Hydrothermal liquefaction and in situ supercritical transesterification of algae paste

Abstract

In this manuscript we demonstrate and present the outcome of performing in situ supercritical transesterification (SCT) during hydrothermal liquefaction (HTL) of algal biomass at reaction conditions between 300–380 °C and reaction time (RT) of 5–30 min in the presence of water and solvent methanol. The biocrude obtained was fractioned into hexane soluble and methyl ester (ME) containing light crude (LC) and hexane insoluble heavy crude (HC). The gravimetric yield showed an increase in the LC content at increasing RT with ~50% of the biocrude composed of LC at severe condition. Elemental analysis confirmed deoxygenation and denitrogenation levels similar to HTL produced biocrude for the LC, whereas the HC contained elevated levels of both elements and formed an asphaltene/tar like product to give an energy density for the crudes in the range of 36–39.2 MJ kg⁻¹ and 29.5–34.5 MJ kg⁻¹, respectively.

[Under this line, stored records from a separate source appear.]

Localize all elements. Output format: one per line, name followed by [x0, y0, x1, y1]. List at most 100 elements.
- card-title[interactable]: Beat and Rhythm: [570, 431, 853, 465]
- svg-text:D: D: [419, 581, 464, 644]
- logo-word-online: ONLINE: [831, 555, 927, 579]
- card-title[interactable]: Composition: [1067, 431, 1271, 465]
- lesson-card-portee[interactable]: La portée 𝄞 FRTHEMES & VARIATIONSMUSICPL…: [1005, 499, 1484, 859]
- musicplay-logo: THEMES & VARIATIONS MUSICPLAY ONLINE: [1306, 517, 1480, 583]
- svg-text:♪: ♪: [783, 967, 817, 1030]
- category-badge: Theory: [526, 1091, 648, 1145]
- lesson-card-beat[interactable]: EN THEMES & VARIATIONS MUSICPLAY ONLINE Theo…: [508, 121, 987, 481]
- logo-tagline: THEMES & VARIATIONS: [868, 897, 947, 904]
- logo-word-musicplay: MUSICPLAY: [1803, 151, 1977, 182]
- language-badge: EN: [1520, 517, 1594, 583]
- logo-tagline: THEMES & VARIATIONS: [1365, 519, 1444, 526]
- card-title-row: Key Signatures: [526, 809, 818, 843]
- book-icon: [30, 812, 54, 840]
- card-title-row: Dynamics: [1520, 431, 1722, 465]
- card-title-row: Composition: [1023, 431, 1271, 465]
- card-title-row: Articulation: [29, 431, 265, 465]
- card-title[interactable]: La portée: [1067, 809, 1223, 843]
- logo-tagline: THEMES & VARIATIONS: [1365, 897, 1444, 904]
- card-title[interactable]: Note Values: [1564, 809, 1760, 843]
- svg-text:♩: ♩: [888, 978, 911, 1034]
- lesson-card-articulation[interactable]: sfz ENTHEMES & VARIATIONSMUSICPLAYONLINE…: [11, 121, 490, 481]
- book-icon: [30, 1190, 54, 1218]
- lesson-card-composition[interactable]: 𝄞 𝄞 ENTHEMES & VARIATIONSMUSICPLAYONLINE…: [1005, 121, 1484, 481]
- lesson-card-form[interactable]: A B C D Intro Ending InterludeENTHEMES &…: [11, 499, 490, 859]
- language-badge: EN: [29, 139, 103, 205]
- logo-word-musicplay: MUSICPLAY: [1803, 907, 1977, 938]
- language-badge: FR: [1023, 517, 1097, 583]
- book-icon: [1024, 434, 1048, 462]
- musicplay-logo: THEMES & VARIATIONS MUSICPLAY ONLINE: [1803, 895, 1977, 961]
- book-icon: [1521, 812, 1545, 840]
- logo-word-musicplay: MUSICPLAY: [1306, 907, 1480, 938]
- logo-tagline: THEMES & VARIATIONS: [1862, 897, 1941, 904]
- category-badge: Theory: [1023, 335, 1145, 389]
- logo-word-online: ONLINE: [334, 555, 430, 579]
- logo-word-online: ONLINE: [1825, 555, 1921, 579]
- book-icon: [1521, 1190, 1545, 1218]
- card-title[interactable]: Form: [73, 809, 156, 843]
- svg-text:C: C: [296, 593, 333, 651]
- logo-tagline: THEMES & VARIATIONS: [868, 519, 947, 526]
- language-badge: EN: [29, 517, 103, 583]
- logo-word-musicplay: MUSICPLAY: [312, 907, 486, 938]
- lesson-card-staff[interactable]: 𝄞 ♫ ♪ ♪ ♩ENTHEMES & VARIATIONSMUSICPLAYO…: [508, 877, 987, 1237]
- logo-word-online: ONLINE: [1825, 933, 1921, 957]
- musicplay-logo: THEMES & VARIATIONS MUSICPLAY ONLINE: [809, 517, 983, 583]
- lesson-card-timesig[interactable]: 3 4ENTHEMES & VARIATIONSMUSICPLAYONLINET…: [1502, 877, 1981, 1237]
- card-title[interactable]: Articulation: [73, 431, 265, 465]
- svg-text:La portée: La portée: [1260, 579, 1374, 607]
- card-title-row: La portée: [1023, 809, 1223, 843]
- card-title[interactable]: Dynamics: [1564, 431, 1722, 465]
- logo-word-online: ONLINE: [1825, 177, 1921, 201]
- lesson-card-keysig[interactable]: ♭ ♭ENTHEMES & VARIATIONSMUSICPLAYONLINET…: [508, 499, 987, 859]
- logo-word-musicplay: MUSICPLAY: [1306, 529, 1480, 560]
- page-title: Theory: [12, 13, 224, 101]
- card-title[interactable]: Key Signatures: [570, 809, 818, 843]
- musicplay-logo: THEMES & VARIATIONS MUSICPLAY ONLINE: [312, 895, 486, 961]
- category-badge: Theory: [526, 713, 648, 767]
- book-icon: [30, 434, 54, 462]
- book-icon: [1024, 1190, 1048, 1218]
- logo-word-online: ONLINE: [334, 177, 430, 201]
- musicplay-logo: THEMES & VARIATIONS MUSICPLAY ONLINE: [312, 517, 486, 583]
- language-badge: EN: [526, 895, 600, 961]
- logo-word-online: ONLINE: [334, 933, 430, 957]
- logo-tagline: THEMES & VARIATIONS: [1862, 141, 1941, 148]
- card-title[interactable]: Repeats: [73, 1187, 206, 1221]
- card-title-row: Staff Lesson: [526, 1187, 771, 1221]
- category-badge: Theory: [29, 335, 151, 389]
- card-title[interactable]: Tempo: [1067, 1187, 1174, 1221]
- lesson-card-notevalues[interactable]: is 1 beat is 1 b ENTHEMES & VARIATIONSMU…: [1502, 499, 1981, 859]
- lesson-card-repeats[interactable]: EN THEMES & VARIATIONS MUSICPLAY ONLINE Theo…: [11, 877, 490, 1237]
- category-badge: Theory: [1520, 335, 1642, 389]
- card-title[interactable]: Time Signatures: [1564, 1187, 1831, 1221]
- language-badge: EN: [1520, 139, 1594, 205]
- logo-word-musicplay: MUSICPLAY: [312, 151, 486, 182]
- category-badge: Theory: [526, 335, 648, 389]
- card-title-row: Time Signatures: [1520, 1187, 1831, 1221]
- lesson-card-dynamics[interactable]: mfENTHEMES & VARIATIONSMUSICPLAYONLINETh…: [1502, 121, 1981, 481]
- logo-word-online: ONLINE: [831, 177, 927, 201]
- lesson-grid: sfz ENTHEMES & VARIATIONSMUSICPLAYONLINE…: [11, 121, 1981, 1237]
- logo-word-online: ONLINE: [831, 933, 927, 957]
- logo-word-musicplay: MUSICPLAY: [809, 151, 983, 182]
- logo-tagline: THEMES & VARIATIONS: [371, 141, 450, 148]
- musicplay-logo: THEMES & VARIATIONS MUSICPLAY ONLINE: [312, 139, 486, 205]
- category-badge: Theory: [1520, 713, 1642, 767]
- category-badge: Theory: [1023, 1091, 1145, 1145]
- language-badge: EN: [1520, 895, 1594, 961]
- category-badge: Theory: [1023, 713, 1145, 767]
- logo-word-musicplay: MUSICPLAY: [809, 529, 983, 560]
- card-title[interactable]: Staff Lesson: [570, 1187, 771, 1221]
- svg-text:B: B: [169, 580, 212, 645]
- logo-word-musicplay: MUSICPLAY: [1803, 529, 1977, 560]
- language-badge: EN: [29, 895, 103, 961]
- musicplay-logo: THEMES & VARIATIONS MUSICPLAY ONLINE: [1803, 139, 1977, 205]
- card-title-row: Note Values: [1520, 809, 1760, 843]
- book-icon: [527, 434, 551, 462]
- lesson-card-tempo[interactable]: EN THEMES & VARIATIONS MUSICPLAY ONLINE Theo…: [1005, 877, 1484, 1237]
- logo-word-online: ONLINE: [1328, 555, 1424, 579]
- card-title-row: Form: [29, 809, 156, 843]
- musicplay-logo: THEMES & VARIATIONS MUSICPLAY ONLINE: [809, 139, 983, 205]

LC formed at 380 °C and 30 min RT had a boiling point distribution (BPD) similar to crude oil and was better than hydrotreated biocrude as deciphered by simulated distillation (SIMDIST) owing to the difference in bonds detected via Fourier transform infrared spectroscopy (FT-IR). ME formation was achieved within the first 10 min of the reaction after which its decomposition observed and subsequent kinetic parameters calculated assuming a first-order reaction. The fractionation of solvent (methanol) processed biocrude infers an alternative method of obtaining algal fuel, however the high nitrogen content of both crudes still persists, necessitating an additional denitrogenation step, albeit at a different extent.